Taking some time each week to read, watch, or study about some dimension of your business world is key to your long-term survival. Want to learn how to deal with a recession successfully? Then find out what the Big Dogz do to succeed in tough economic times.

I read a lot. In between career and kids, I read everything I can get my hands on.  Recently, I’ve been spending a lot of time readying books on leadership and innovation. These are two topics that I’m investing more time in understanding and learning about. Why? Because I’m interested in them and, while I know a lot about them, I don’t know it all. Not even close. So, while I do my morning commute, I’m listening to audio books on those subjects.  Thank goodness for Audible.com!

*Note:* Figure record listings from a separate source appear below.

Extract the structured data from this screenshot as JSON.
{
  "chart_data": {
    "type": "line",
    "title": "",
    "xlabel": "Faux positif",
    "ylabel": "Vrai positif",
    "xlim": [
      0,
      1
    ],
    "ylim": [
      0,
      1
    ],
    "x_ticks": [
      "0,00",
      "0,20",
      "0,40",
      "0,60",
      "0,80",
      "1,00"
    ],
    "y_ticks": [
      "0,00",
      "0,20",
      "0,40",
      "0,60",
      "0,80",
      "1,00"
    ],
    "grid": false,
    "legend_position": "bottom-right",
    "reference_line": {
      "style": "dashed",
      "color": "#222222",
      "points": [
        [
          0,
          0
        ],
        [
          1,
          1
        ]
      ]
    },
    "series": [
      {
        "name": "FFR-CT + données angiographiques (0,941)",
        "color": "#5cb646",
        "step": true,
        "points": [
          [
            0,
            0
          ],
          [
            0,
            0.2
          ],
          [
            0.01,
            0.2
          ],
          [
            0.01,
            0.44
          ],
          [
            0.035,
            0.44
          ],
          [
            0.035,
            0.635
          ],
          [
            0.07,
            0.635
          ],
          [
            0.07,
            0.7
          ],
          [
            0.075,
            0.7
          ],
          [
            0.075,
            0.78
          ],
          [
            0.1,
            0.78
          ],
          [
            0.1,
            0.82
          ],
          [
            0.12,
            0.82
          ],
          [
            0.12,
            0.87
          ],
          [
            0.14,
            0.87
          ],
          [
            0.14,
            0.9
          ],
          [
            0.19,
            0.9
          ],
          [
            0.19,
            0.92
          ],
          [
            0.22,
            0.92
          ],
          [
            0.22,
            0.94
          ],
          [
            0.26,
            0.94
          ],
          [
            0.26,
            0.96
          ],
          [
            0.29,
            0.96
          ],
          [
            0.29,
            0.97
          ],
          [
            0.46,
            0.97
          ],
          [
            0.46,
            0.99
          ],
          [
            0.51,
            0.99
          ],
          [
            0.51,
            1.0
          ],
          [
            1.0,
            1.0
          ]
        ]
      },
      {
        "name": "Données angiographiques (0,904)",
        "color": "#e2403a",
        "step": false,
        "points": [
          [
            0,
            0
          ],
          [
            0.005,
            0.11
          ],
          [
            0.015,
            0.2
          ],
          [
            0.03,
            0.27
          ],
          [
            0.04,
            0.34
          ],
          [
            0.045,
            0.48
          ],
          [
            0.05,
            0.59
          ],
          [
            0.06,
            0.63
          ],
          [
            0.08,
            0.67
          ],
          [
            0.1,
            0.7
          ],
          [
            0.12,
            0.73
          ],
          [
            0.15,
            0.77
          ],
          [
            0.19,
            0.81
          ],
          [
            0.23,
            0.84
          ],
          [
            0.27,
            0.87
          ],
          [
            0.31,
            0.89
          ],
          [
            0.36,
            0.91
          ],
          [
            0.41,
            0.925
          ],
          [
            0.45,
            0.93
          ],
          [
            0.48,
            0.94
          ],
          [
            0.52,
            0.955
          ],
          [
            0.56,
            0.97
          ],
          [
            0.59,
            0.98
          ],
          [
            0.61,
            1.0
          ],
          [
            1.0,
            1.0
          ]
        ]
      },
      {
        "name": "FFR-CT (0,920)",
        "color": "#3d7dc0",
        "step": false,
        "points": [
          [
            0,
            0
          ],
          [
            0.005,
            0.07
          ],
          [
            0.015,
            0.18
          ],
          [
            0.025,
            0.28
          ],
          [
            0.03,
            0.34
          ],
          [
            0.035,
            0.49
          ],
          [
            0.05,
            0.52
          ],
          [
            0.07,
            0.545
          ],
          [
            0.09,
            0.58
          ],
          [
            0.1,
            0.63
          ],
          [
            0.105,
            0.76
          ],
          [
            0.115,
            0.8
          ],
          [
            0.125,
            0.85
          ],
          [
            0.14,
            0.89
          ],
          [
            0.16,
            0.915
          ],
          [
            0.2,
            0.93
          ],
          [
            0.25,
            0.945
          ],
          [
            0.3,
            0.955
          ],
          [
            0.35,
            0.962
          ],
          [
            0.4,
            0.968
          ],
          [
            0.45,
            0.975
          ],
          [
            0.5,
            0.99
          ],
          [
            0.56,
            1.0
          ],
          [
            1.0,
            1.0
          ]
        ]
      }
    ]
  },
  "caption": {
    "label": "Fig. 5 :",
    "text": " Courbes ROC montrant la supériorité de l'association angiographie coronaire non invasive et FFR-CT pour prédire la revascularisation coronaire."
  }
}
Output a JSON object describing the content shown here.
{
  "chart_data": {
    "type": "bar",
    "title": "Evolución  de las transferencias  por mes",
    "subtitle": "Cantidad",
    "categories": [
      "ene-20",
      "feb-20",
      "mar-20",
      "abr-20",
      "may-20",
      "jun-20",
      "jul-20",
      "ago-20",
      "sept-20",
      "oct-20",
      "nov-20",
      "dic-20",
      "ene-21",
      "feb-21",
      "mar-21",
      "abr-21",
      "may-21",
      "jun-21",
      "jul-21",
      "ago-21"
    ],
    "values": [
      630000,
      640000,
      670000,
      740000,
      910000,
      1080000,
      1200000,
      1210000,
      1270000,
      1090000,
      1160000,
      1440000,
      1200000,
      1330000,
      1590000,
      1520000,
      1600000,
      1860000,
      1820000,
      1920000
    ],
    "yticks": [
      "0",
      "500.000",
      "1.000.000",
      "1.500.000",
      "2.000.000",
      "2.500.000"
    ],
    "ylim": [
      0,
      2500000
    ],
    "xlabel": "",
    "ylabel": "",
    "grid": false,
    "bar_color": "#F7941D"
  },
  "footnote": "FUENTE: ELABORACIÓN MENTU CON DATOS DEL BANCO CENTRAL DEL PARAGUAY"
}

To stay on top of the latest marketing and sales trends, I read a lot of business magazines. I relish the opportunity because invariably, I’ll get some fresh insights into these subject areas. Ideas begin to pop up as I move along. It’s my SONY digital recorder that captures certain ideas/concepts as they come along in my reading time. Capturing thoughts and ideas has become a necessity; otherwise I’d lose most of those thoughts to memory loss of some kind!

Workshops or seminars are another great way I learn and invest in myself. It’s an opportunity to get out of the business mayhem and into a learning environment. Exchanging ideas with those who take those courses are invaluable to me.

What topic could you pick that if you invested some time for yourself to learn more about, would help enrich your overall business experience and success? If you can’t answer that question, you have other problems.

Find the time, no matter how small in amount, that each week you can call your own. Life is too short to have called it ‘quits’ on learning. When you finally check out of this world, you can stop learning (at least here). Until then, get going and get learning.